For spectators, the thrill of the Games and the spontaneous celebrating of the Cariocas in the Olympic host city were far more infectious than Zika—and the sight of Usain Bolt in full flight wholly unforgettable

ON RIO: I had the same concerns as everyone else. If you read everything in the papers, you would never come down here. I tried to reserve judgment. The Brazilian people have exhibited a lot of pride in showing off their country. A parade or party can happen at any given moment. You can look over at the next table in a restaurant and all of a sudden four people will get up and start dancing. I didn't necessarily join them, but it's been great.

ON THE GAMES: As great as dark horses can be, the Olympics are like March Madness. We like Cinderellas and upsets, but in the Final Four we want the big names. We want to see the greats be great, and the interest in the biggest names is what ultimately drives coverage. Unlike some sports where we want to see dynasties crumble, it was gratifying to see the Phelpses and Bileses of the world dominate.

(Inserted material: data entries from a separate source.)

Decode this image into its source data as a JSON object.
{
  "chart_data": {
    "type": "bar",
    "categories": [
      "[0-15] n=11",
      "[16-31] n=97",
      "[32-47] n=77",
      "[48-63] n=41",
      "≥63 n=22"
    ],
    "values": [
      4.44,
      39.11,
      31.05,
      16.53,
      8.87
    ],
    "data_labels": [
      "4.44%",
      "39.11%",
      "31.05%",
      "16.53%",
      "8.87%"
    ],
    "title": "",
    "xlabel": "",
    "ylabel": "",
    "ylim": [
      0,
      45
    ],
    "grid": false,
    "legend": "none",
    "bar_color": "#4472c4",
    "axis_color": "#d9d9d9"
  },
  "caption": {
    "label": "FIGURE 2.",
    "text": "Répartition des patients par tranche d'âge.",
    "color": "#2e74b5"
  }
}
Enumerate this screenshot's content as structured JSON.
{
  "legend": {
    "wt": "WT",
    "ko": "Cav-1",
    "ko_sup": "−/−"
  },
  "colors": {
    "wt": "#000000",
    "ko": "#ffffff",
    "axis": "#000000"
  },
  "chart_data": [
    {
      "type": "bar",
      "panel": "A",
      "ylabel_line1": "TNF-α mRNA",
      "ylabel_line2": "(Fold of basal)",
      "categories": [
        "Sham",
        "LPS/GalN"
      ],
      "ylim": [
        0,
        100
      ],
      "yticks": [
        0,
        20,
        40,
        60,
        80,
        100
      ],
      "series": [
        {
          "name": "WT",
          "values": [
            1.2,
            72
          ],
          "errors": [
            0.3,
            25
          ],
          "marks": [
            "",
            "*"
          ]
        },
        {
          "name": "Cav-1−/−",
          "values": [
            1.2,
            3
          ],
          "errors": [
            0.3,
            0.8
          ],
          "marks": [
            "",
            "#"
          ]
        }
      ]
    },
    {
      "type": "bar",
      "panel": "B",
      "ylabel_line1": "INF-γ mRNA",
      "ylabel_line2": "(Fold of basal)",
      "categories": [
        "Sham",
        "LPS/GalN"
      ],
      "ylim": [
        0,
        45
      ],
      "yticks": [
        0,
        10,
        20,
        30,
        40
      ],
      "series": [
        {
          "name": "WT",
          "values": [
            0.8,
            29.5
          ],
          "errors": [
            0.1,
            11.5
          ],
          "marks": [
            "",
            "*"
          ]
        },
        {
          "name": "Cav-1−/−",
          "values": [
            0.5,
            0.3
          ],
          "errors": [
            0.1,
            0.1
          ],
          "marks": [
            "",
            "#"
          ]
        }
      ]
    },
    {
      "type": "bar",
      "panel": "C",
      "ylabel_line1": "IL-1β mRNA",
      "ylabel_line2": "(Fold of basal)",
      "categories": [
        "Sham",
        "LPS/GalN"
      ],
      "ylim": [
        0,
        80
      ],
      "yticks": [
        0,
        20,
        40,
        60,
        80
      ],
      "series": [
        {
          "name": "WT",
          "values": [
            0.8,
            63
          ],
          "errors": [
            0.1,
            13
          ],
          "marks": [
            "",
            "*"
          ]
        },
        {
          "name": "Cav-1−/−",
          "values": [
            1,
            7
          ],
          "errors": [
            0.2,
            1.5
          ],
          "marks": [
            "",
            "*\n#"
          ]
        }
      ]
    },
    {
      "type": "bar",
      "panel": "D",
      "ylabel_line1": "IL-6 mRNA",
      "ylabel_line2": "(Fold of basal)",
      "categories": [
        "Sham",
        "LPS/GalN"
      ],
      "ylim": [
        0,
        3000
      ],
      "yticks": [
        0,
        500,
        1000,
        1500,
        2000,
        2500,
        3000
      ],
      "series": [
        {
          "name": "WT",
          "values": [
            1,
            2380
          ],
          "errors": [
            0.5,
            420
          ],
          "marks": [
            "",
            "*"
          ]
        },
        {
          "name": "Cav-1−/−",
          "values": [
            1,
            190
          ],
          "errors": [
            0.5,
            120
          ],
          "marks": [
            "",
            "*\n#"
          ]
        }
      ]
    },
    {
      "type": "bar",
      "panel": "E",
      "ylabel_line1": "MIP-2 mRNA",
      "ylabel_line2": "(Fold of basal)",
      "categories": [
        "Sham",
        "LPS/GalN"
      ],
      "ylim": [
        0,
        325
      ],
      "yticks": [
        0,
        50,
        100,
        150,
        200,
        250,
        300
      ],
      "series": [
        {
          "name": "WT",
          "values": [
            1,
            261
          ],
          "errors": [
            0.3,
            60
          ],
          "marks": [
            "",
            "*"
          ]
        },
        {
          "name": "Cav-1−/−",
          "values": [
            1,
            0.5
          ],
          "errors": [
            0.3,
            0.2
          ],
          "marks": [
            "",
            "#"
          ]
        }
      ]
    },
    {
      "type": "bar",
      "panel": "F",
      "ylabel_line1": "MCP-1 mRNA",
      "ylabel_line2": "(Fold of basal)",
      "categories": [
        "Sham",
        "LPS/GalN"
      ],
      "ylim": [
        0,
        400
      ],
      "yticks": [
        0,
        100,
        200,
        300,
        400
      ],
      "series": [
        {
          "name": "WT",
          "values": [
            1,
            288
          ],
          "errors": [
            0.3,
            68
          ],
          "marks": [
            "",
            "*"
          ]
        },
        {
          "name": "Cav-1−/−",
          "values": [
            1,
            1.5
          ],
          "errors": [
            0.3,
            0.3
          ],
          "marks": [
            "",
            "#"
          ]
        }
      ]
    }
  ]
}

ON USAIN BOLT: One rule change in track I didn't like? One false start and you're out. What if that had happened to Usain Bolt? Would they really disqualify Usain Bolt in the 100 meters for one false start? It's not consistent with the Olympic spirit, which is everyone should be able to compete. When we saw runners get booted for false starts, it felt wrong. Still, TV doesn't do Bolt's speed justice. With high-definition and all the advances in technology, watching sports on a screen is great these days. But I tell people, if you get a chance to see him run live, that's one event you have to go to. Someone asked if competitors had a problem with his celebrating after he smokes these guys. I say, if you don't like it, beat him. Run faster. He reminds me of [Panthers quarterback] Cam Newton last season: If you don't like his end zone celebrations, don't let him score. Some have wondered if Bolt would do well in the NFL with his speed. I don't know if he would dominate the combine. Guys like Darrell Green or Deion Sanders might have beaten him in the 40. They're paid to be quick. Bolt is paid to be fast. It takes him a while to get to his top end speed but after 40 yards he would be waving to them as he passed.

ON ZIKA: Have I seen the Zika mosquitoes? Not many, maybe one or two. Pierre McGuire, NBC's hockey analyst who was down here covering the Games, noticed one buzzing right above my head and swatted it for me. I got lucky on that one.

ON CELEBRITY SIGHTINGS: I ran into Zac Efron, who was on his way to surprise Simone Biles, which was very cool. I also saw SNL's Leslie Jones, who thought I was Jim Lampley.